Lagrange Multiplier Optimisation: max/min dist of g(x,y) = (x^6)+(y^6)=1 to origin

[Ovosch]

Hello. My question is:
How to find the max/min distance from the curve g(x,y) = (x^6)+(y^6)=1 to the origin using Lagrange Multipliers.

I get stuck because I get lambda = 0

here is my solution:

distance from the origin √f(x,y) = √[(x-0)^2 + (y-0)^2] f(x,y) = x^2 + y^2

∂f/∂x = 2x ∂f/∂y = 2y ∂g/∂x = 6x^5 ∂g/∂y = 6y^5 ( µ = lambda )

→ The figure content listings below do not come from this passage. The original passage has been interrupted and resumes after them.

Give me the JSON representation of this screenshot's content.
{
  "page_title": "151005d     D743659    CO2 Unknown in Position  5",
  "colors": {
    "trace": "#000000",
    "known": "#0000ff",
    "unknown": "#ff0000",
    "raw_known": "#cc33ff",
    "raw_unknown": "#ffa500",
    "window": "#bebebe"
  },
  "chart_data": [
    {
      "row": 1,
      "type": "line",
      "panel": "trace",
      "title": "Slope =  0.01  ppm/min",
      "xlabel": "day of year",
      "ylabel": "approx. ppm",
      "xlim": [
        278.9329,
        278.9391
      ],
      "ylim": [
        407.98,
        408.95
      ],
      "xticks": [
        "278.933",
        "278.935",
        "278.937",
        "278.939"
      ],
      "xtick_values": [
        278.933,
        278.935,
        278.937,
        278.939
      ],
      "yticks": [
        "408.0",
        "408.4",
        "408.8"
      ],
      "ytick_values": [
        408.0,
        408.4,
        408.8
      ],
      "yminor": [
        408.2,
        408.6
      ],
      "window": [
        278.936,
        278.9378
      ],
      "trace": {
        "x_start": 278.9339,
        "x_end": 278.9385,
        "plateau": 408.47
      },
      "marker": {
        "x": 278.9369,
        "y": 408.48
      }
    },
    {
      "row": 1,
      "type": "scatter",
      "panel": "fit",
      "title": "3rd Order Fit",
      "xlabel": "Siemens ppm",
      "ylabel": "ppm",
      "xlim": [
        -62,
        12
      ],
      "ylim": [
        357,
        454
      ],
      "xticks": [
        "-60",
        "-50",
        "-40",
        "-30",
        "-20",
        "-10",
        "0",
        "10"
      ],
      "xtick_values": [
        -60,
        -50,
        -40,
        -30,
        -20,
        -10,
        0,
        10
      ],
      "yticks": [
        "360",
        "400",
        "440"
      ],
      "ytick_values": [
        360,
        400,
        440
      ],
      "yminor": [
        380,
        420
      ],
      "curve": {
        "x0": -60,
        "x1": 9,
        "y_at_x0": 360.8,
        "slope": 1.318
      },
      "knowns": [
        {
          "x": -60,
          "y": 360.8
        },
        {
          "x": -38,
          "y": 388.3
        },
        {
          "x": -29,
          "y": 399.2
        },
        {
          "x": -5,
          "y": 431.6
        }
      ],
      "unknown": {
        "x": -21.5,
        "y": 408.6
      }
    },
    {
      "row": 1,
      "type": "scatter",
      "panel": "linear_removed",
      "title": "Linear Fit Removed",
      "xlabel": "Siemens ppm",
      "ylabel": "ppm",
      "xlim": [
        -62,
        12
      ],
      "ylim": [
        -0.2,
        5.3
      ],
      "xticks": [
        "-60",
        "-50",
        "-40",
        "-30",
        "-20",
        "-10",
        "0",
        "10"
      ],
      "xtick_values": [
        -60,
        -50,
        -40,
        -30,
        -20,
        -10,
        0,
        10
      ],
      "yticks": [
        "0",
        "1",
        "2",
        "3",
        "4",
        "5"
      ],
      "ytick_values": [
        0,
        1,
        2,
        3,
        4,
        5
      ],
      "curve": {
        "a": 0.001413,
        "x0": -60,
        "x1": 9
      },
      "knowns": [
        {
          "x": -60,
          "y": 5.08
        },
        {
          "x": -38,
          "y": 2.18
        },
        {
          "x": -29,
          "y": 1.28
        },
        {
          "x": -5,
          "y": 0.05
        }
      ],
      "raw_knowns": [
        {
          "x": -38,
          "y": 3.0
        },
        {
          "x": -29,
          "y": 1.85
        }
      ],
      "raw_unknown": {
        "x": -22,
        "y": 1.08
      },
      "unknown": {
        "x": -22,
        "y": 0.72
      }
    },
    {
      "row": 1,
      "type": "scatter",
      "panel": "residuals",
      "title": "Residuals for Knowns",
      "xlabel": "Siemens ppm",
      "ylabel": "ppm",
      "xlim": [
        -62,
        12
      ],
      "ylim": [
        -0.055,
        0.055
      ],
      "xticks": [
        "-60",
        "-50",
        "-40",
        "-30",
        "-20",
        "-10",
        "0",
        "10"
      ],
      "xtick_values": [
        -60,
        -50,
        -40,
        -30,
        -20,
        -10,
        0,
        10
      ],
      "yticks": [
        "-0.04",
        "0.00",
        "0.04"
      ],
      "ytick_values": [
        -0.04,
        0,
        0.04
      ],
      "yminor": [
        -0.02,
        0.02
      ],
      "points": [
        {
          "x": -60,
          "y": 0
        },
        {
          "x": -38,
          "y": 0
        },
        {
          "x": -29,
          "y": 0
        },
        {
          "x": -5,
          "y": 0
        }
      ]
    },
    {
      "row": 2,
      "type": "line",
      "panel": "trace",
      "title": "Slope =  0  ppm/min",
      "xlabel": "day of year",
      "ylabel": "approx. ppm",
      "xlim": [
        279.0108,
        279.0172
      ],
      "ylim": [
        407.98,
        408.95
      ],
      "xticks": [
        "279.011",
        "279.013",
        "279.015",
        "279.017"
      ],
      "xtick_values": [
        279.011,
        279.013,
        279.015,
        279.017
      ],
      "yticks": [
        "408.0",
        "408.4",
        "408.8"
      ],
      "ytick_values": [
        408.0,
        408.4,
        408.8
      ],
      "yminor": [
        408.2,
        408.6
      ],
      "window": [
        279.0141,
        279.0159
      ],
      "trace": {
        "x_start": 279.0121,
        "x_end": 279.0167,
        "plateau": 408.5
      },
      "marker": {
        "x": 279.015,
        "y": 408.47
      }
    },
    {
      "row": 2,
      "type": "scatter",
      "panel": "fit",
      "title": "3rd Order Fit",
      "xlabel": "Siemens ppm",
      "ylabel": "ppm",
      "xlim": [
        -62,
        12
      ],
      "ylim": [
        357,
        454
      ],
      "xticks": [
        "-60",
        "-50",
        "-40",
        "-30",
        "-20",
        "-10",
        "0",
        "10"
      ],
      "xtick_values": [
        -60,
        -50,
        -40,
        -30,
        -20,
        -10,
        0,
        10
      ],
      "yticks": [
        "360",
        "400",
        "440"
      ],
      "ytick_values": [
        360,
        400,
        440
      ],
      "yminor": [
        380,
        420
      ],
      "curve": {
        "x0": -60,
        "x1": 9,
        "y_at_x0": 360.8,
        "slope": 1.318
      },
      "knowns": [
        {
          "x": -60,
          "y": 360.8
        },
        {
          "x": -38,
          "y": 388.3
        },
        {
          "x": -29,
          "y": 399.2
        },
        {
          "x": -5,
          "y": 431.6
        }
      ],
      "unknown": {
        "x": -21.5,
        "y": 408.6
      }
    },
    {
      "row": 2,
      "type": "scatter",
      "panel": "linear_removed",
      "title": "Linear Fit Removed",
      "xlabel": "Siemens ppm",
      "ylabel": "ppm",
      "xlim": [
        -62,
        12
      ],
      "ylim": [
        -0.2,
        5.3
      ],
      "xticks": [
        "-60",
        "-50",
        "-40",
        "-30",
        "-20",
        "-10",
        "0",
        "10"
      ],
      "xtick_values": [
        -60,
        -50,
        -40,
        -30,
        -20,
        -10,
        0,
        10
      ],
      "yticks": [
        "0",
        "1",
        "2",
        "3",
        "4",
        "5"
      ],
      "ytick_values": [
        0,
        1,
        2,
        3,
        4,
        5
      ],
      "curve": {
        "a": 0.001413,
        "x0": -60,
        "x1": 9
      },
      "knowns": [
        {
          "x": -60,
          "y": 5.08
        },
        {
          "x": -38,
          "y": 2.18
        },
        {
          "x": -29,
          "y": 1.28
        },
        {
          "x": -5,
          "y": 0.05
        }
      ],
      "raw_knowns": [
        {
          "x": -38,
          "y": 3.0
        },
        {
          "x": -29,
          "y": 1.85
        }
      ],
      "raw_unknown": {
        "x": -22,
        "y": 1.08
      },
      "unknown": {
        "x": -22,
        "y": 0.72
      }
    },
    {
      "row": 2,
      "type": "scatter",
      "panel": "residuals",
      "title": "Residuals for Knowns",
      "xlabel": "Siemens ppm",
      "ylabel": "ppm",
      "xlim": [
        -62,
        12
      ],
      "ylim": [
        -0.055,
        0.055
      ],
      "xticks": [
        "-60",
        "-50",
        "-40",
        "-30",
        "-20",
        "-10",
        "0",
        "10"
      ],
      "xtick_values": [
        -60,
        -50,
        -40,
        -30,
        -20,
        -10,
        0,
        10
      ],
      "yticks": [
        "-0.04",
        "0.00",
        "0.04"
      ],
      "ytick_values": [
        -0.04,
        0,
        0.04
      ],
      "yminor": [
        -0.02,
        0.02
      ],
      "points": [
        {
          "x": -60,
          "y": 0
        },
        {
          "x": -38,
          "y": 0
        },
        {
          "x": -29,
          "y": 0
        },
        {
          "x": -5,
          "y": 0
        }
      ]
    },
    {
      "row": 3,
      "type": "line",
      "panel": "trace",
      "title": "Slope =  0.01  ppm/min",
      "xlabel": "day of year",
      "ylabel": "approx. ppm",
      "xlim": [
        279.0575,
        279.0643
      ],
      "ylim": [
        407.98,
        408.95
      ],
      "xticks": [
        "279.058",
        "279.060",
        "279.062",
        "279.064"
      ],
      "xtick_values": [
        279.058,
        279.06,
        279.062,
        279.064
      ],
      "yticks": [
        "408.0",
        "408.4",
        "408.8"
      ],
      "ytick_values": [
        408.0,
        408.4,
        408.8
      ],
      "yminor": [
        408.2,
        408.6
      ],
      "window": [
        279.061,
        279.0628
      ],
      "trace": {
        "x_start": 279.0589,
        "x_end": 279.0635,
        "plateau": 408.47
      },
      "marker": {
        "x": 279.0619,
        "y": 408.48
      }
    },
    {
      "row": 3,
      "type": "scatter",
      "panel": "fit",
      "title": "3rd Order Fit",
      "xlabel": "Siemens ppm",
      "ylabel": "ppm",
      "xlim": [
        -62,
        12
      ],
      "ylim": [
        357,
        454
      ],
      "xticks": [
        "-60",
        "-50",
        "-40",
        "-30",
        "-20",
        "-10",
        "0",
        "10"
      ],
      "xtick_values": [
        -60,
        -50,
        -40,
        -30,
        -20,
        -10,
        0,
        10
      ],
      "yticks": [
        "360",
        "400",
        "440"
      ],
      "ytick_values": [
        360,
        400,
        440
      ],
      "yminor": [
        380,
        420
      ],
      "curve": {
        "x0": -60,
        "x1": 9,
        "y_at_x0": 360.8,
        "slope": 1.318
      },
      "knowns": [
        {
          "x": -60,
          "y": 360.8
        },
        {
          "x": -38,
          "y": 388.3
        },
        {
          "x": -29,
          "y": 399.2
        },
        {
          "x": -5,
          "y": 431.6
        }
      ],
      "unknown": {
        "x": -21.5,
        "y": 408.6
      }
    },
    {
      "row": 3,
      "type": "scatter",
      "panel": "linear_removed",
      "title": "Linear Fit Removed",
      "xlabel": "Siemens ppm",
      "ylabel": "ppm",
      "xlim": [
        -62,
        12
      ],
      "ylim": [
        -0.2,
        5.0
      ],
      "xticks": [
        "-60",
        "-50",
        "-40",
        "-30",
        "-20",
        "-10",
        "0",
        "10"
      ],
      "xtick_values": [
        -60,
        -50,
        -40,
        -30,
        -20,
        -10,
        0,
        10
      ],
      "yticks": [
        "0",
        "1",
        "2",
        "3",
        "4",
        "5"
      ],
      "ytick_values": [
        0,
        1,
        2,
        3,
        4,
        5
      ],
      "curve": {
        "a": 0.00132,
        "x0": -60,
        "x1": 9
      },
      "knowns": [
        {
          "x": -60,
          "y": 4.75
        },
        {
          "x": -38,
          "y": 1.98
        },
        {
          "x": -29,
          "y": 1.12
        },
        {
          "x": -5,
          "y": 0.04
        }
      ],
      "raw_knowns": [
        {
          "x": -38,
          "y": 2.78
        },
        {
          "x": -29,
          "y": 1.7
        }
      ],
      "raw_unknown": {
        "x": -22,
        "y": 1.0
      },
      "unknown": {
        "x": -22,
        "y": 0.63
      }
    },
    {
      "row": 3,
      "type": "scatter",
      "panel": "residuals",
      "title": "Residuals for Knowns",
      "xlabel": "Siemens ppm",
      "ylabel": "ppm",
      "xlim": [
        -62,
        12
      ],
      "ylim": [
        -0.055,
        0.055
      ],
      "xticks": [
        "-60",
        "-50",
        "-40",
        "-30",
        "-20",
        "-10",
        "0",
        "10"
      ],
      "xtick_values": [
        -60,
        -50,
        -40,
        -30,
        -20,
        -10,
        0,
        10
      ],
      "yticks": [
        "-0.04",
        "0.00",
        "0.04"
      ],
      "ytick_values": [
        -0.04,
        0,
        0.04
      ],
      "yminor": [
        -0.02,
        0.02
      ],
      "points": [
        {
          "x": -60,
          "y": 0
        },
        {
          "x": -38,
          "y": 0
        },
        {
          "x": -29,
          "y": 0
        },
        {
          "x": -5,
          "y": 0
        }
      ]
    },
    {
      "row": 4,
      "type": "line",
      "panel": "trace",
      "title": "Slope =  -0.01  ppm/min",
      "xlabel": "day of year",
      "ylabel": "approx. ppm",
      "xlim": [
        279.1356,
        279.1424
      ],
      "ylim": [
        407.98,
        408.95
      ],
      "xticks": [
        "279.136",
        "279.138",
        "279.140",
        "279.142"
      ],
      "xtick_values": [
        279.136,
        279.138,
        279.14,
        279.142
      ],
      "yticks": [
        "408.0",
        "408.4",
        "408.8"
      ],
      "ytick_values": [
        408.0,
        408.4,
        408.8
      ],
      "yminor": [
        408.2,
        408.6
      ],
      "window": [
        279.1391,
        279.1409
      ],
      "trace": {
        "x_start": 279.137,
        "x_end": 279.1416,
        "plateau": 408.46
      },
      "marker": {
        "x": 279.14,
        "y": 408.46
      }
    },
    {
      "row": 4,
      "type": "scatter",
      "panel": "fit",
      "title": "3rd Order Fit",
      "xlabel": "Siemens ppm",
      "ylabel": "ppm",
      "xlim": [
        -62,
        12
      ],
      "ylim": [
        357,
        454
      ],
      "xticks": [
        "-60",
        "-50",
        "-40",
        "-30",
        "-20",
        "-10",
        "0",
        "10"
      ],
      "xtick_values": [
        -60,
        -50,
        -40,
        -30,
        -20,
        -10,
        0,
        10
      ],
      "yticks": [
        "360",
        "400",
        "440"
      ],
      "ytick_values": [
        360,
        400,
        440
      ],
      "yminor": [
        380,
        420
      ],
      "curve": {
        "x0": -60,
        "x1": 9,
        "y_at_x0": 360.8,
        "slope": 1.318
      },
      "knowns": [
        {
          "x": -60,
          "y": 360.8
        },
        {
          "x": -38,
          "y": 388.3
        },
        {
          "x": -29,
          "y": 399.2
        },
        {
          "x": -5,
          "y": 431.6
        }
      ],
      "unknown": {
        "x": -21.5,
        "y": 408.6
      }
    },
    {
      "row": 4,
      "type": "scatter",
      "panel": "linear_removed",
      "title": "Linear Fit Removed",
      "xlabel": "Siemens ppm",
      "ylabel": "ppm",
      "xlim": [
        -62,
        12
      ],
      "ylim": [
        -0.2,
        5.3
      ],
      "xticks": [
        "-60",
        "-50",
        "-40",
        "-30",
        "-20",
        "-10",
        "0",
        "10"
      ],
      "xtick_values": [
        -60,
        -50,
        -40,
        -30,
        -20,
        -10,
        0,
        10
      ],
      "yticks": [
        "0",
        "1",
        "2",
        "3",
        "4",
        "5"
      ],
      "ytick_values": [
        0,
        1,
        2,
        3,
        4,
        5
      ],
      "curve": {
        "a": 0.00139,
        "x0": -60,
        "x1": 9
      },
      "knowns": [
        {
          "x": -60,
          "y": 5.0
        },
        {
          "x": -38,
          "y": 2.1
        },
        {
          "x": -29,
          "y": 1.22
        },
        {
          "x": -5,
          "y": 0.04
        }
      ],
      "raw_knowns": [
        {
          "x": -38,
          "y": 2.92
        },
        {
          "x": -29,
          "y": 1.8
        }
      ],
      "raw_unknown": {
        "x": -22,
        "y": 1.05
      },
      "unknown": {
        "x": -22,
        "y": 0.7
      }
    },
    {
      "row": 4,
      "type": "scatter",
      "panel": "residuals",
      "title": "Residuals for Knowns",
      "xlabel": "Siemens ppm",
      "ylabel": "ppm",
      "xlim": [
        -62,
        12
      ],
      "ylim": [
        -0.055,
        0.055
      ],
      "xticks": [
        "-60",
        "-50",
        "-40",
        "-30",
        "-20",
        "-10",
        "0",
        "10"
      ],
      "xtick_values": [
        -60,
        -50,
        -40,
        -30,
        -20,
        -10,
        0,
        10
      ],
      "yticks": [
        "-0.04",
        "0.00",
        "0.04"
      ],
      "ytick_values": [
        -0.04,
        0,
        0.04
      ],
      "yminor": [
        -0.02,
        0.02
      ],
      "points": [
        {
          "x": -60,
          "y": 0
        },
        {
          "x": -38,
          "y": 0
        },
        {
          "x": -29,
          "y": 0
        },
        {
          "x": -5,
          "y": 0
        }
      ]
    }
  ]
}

2x = µ*6x^5 2y = µ*6y^5 simplify and plug into g(x,y) => (µ*3x^5)^6 + (µ*3y^5)^6 = 1 ;
take the factors out => [(3µ)^6] * [(x^30)+(y^30)] = 1

if i plug in the values of the origin (0,0) then I get (3µ)^6 * 0 = 1 so my µ (or lambda) is 0

Please help me out.
Thank you in advance.

 

[ksdhart]

I follow you up until the step where you say "simplify and plug into g(x,y)." The following is what I believe your steps were:

\(\displaystyle 2x=\lambda\cdot6x^5\)

\(\displaystyle x=\lambda\cdot3x^5\)

And similar for y, then you plugged these values of x and y into your g(x,y). But, if that's the case, your process isn't correct. If you're solving for x, you can't end up with x terms on both sides of the equation. You need to divide through by x^5 to have x terms only on one side:

\(\displaystyle \frac{x}{x^5}=\lambda \cdot 3\)

\(\displaystyle x^{-4}=\lambda \cdot 3\)

As you can see, this method can be done, but it will get ugly. Instead, I would solve for lambda. Once you get an expression for lambda in terms of x and another expression in terms of y, set them equal. What do you notice? What relationship between x and y can you extrapolate? Then you have an expression for x in terms of y (or vice versa), so plug it into g(x,y) and evaluate.

 

[Ovosch]

Thank you for your response.

If I do the maths correctly, I suppose i should get

λ = 1/(3x⁴) = 1/(3y⁴​) therefore x = y

so if I plug this into the equation of the curve i get x⁶ + x⁶ = 1 => x⁶ = 1/2 x = +1/(2)^1/6 V -1/(2)^1/6
and same for y. If so then all the values are the same, whereas i should get the max and the min values for the distances from the origin to the curve, therefore this answer is wrong.

P.S. The graph basically looks like a square with rounded corners. So i should probably get ~1 for my minimum value and ~√2 for my maximum value.

 

[ksdhart]

Hmm.. that is interesting. I can't find anything wrong with the process, yet when I put aside the Lagrange Multipliers and just think about it logically, I do agree with your analysis. For the general curve x^n+y^n where n is an even integer, the points farthest from the origin will lie on the diagonals, and their distance is the nth root of 2 [or 2^(1/n)]. Similarly, the closest points to the origin will lie on the coordinate axes [(0,1), (1,0), (-1,0), and (0,-1)]. It seems I'm a bit out of my league here, and sadly I'm without an answer as to why the Lagrange Multipliers aren't bearing out the correct answers. Sorry.